Получается парадокс: многие слова и обороты, которые мы встречаем в текстах Пушкина, настолько для нас привычны, что для оценки их как новаторских требуются специальные, иногда очень кропотливые исследования. В этом смысле меня совершенно поразил один пример из недавней статьи петербургского лингвиста Сергея Сая. Стихотворение «Город пышный, город бедный...» заканчивается таким четверостишием:

Все же мне вас жаль немножко,

Потому что здесь порой

Ходит маленькая ножка,

Вьется локон золотой.

Оказывается, это первый в русской поэзии случай употребления союза потому что в начале стихотворной строки! До Пушкина этот союз считался «недостаточно поэтическим» и если и использовался в стихах, то иначе.

Конечно, Пушкин не был новатором абсолютно во всем – такое просто невозможно. Например, он регулярно употреблял формы типа нашед, перешед вместо современных найдя, перейдя; для 20-30-х годов XIX века это уже архаизм. В дальнейшем формы на -шед совсем исчезли из языка. Но таких сюжетов, как с союзом потому что, очень и очень много, и далеко не все они уже выявлены и в полной мере изучены».

Пушкин насыщал литературный язык элементами народной речи, но в «Письме к издателю» разграничил два пласта: «Может ли письменный язык быть совершенно подобным разговорному? Нет, так же, как разговорный язык никогда не может быть совершенно подобным письменному.

Не одни местоимения сей и оный, но и причастия вообще и множество слов необходимых обыкновенно избегаются в разговоре. Мы не говорим: карета, скачущая по мосту, слуга, метущий комнату; мы говорим: которая скачет, который метет и пр., заменяя выразительную краткость причастия вялым оборотом. Из того еще не следует, что в русском языке причастие должно быть уничтожено.

Чем богаче язык выражениями и оборотами, тем лучше для искусного писателя.

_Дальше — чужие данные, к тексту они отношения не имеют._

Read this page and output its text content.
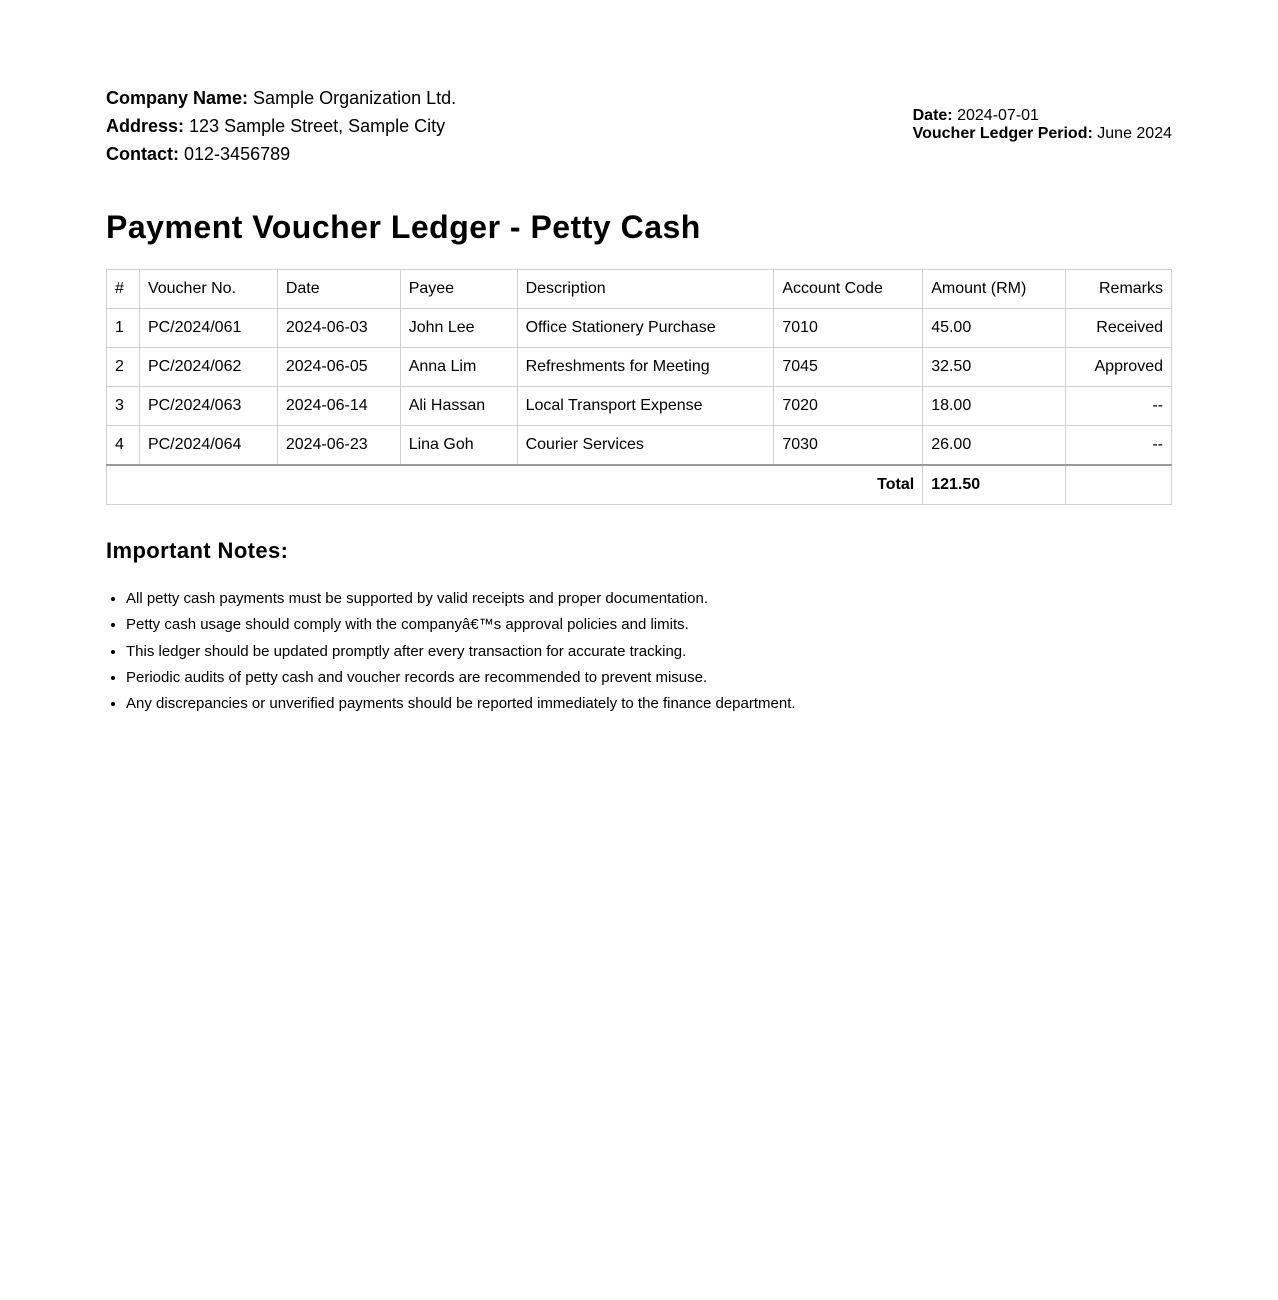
Company Name: Sample Organization Ltd.
Address: 123 Sample Street, Sample City
Contact: 012-3456789
Date: 2024-07-01
Voucher Ledger Period: June 2024
Payment Voucher Ledger - Petty Cash
#	Voucher No.	Date	Payee	Description	Account Code	Amount (RM)	Remarks
1	PC/2024/061	2024-06-03	John Lee	Office Stationery Purchase	7010	45.00	Received
2	PC/2024/062	2024-06-05	Anna Lim	Refreshments for Meeting	7045	32.50	Approved
3	PC/2024/063	2024-06-14	Ali Hassan	Local Transport Expense	7020	18.00	--
4	PC/2024/064	2024-06-23	Lina Goh	Courier Services	7030	26.00	--
Total						121.50	
Important Notes:
• All petty cash payments must be supported by valid receipts and proper documentation.
• Petty cash usage should comply with the companyâ€™s approval policies and limits.
• This ledger should be updated promptly after every transaction for accurate tracking.
• Periodic audits of petty cash and voucher records are recommended to prevent misuse.
• Any discrepancies or unverified payments should be reported immediately to the finance department.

Письменный язык оживляется поминутно выражениями, рождающимися в разговоре, но не должен отрекаться от приобретенного им в течение веков. Писать единственно языком разговорным – значит не знать языка».

А как Пушкин относился к заимствованиям и воздействию иностранной культуры?

Язык Пушкина формировался, когда высшее общество находилось под французским влиянием. Как указывал Виноградов, стык XVIII и XIX веков – это период стремления высших слоев сблизить средний стиль с западноевропейскими языками. Так пришли заимствования, которые приводили к спорам об их необходимости.

Ранний Пушкин много перекладывал из французского языка и встраивал варваризмы [иностранные слова или выражения, построенные по образцу чужого языка и иногда употребляемые в иноязычном написании] в произведения. В «Евгении Онегине» Пушкин использовал варваризмы из шести иностранных языков – английского, немецкого, французского, итальянского, греческого и латыни. Например, ростбиф, бифштекс, денди (в романе все три слова написаны на латинице), сплин, вист или боливар.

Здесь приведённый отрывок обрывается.